Ahora bien, en el desarrollo de la economía de la salvación la recepción del Espíritu en Pentecostés supone una novedad respecto a su presencia o manifestación anterior. Así se expresa Ireneo de Lyon al comentar el tercer artículo de su Regla de fe: «El Espíritu santo por cuyo poder los profetas han profetizado y los Padres han sido instruidos en lo que concierne a Dios, y los Justos han sido guiados por el camino de la justicia, y que al fin de los tiempos ha sido difundido de un modo nuevo sobre la humanidad, por toda la tierra, renovando al hombre para Dios»[4]. Algunos han querido ver esa novedad en la dimensión universal de la comunicación del Espíritu en Pentecostés, pero esta dimensión cuantitativa no parece dar razón suficiente. La novedad está vinculada a la dimensión cualitativa de la persona de Jesucristo. Si como dijo Ireneo de Lyon Cristo en persona representa la novedad de Dios, lo que es otorgado a través de él tiene también necesariamente ese marchamo de novedad. Esta novedad proviene de que a partir de ahora la comunicación de la gracia y el don del Espíritu es otorgado a través de la humanidad glorificada de Jesucristo, que el mismo ungió ya desde la encarnación. Hasta ahora era conocido como Espíritu de Dios, Espíritu del Padre, pero a partir de la economía de Jesucristo es revelado como Espíritu del Hijo.

 

Origen del Espíritu y naturaleza específica

Finalmente, en la teología cristiana irá abriéndose paso la pregunta por el origen y la naturalezaespecífica del Espíritu. Orígenes de Alejandría será el teólogo antes del siglo IV que de una forma más explícita y profunda se pregunte por esta cuestión que afrontará después la teología del siglo IV y termine clarificando el Concilio de Constantinopla I. Examinado las diferentes posturas de su tiempo Orígenes se da cuenta de que el Espíritu «habiendo sido puesto en igualdad de honor con el Padre y el Hijo»[5], no puede ser ingenerado (propiedad de la persona del Padre), ni engendrado (propiedad personal del Hijo); tampoco puede ser criatura. Así dice que viene deDios Padre (origen sin origen) pormedio del Hijo. Su origen es divino (del Padre), pero para no hacer del Espíritu un segundo hijo, algo que iría contra la afirmación de la Sagrada Escritura de que el Hijo es Unigénito del Padre (cfr. Jn 1,18), Orígenes afirma que procede a través de la mediación del Hijo[6]. Será el Concilio de Constantinopla quien gracias a la aportación de Gregorio Nacianceno llame a esta relación de procedencia con el nombre técnico de ekporeúesis (cfr. Jn 15,28), dejando el término generación exclusivamente para hablar de la relación Padre e Hijo.

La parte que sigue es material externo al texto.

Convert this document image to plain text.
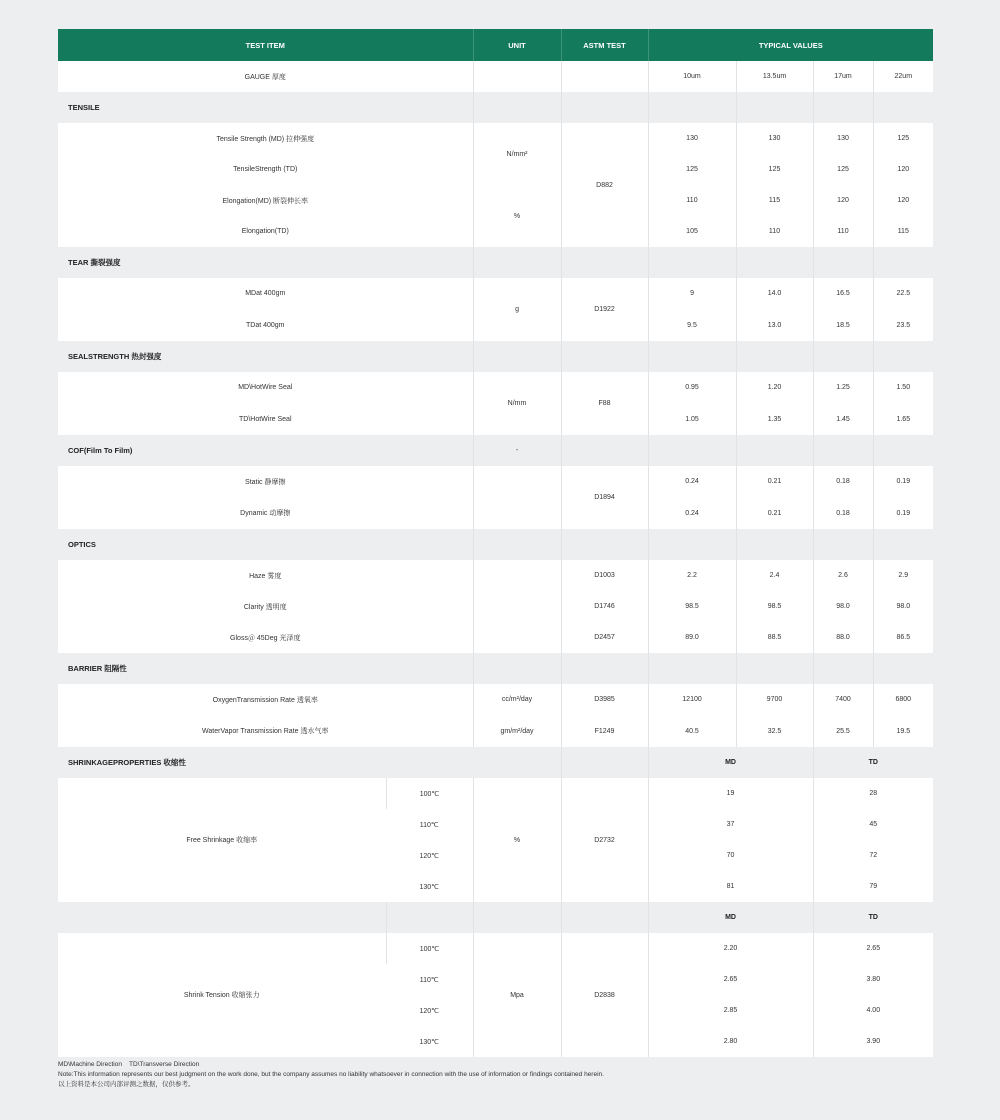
TEST ITEM		UNIT	ASTM TEST	TYPICAL VALUES			
GAUGE 厚度				10um	13.5um	17um	22um
TENSILE							
Tensile Strength (MD) 拉伸强度		N/mm²	D882	130	130	130	125
TensileStrength (TD)				125	125	125	120
Elongation(MD) 断裂伸长率		%		110	115	120	120
Elongation(TD)				105	110	110	115
TEAR 撕裂强度							
MDat 400gm		g	D1922	9	14.0	16.5	22.5
TDat 400gm				9.5	13.0	18.5	23.5
SEALSTRENGTH 热封强度							
MD\HotWire Seal		N/mm	F88	0.95	1.20	1.25	1.50
TD\HotWire Seal				1.05	1.35	1.45	1.65
COF(Film To Film)		-					
Static 静摩擦			D1894	0.24	0.21	0.18	0.19
Dynamic 动摩擦				0.24	0.21	0.18	0.19
OPTICS							
Haze 雾度			D1003	2.2	2.4	2.6	2.9
Clarity 透明度			D1746	98.5	98.5	98.0	98.0
Gloss＠ 45Deg 光泽度			D2457	89.0	88.5	88.0	86.5
BARRIER 阻隔性							
OxygenTransmission Rate 透氧率		cc/m²/day	D3985	12100	9700	7400	6800
WaterVapor Transmission Rate 透水气率		gm/m²/day	F1249	40.5	32.5	25.5	19.5
SHRINKAGEPROPERTIES 收缩性				MD		TD	
Free Shrinkage 收缩率	100℃	%	D2732	19		28	
	110℃			37		45	
	120℃			70		72	
	130℃			81		79	
				MD		TD	
Shrink Tension 收缩张力	100℃	Mpa	D2838	2.20		2.65	
	110℃			2.65		3.80	
	120℃			2.85		4.00	
	130℃			2.80		3.90	
MD\Machine Direction    TD\Transverse Direction
Note:This information represents our best judgment on the work done, but the company assumes no liability whatsoever in connection with the use of information or findings contained herein.
以上资料是本公司内部评测之数据，仅供参考。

Aquí ya se arrastrará un problema para la teología posterior. Porque si la relación Padre e Hijo expresada con el término generación tiene posibles analogías para poder comprenderla e intentar conocer la naturaleza característica de cada uno de ellos, el término ekporeúesis no nos ayuda a entender más que el Espíritu procede del Padre. Pero ¿cómo es esta procedencia?; ¿qué imágenes podemos utilizar?; ¿qué es lo singular y específico de esta relación que nos ayude a entender la naturaleza específica del Espíritu Santo? Aquí la teología oriental preferirá mantener una teología apofática y dejar en el ámbito de la incomprensibilidad esta “procedencia”. Gregorio Nacianceno, autor del siglo IV, expone perfectamente esta actitud: «El Espíritu Santo, el que procede del Padre; en cuanto que ciertamente procede de allí no es creatura; en cuanto no es engendrado, tampoco es Hijo; y en cuanto está en medio del que engendra y del engendrado es Dios… “Así pues, ¿qué es la procesión?” Di tú lo que es la no generación (agenesia) del Padre, y yo te explicaré la generación del Hijo y la procesión del Espíritu, y así ambos enloqueceremos al asomarnos para ver los misterios de Dios. Y ¿quiénes somos nosotros para hacer esto?»[7].La teología occidental, por el contario, buscará analogías en el ámbito del dinamismo del conocimiento humano (Agustín de Hipona) o del amor interpersonal (Ricardo de San Víctor) reservando al Espíritu el ámbito del amor (cfr. Rom 5,5). Desde Orígenes a Agustín, por mencionar dos de los grandes teólogos que se han preguntado por esta cuestión, la naturaleza específica del Espíritu ha sido vinculado a su carácter de Don y de Amor, dificultando, en algún sentido, la comprensión de su carácter personal.

 

La teología de Basilio de Cesarea

El siglo IV supone un momento fundamental en la profundización de la comprensión del Espíritu Santo. Atanasio de Alejandría y sus Epístolas a Serapión; Dídimo el ciego y su tratadito sobre el Espíritu santo; Basilio de Cesarea y su reflexión sobre el Espíritu Santo que preparará en gran medida la respuesta de la Iglesia en el Concilio de Constantinopla a la crisis de los pneumatómacos o macedonianos (en referencia a Macedonio, patriarca de Constantinopla, que negaba la divinidad del Espíritu Santo considerándolo una criatura subordinada al Padre y al Hijo) que proseguirá su hermano Gregorio de Nisa. Parece que, con motivo de un percance litúrgico, Basilio se decide escribir una obra sobre el Espíritu Santo desde la afirmación central de la Escritura de que «nadie puede decir Jesús es Señor, si no en el Espíritu Santo» (1Cor 12,3). Para evitar la comprensión subordinacionista de la doxología clásica: Gloria al Padre por el Hijo en el Espíritu Santo, Basilio crea una nueva: Gloria al Padre con el Hijo con el Espíritu Santo. Así se explica el obispo capadocio, ofreciendo las verdaderas razones de la discusión, no tanto litúrgicas o disciplinares, sino teológicas:

 

«Estando yo orando recientemente con el pueblo, porque efectuaba la doxología a Dios Padre en ambas formas: unas veces con el Hijo y con el Espíritu Santo, y otras por medio del Hijo en el Espíritu Santo, algunos de los presentes nos denunciaron, diciendo que habíamos utilizado vocablos extraños y a la vez contradictorios entre sí» […].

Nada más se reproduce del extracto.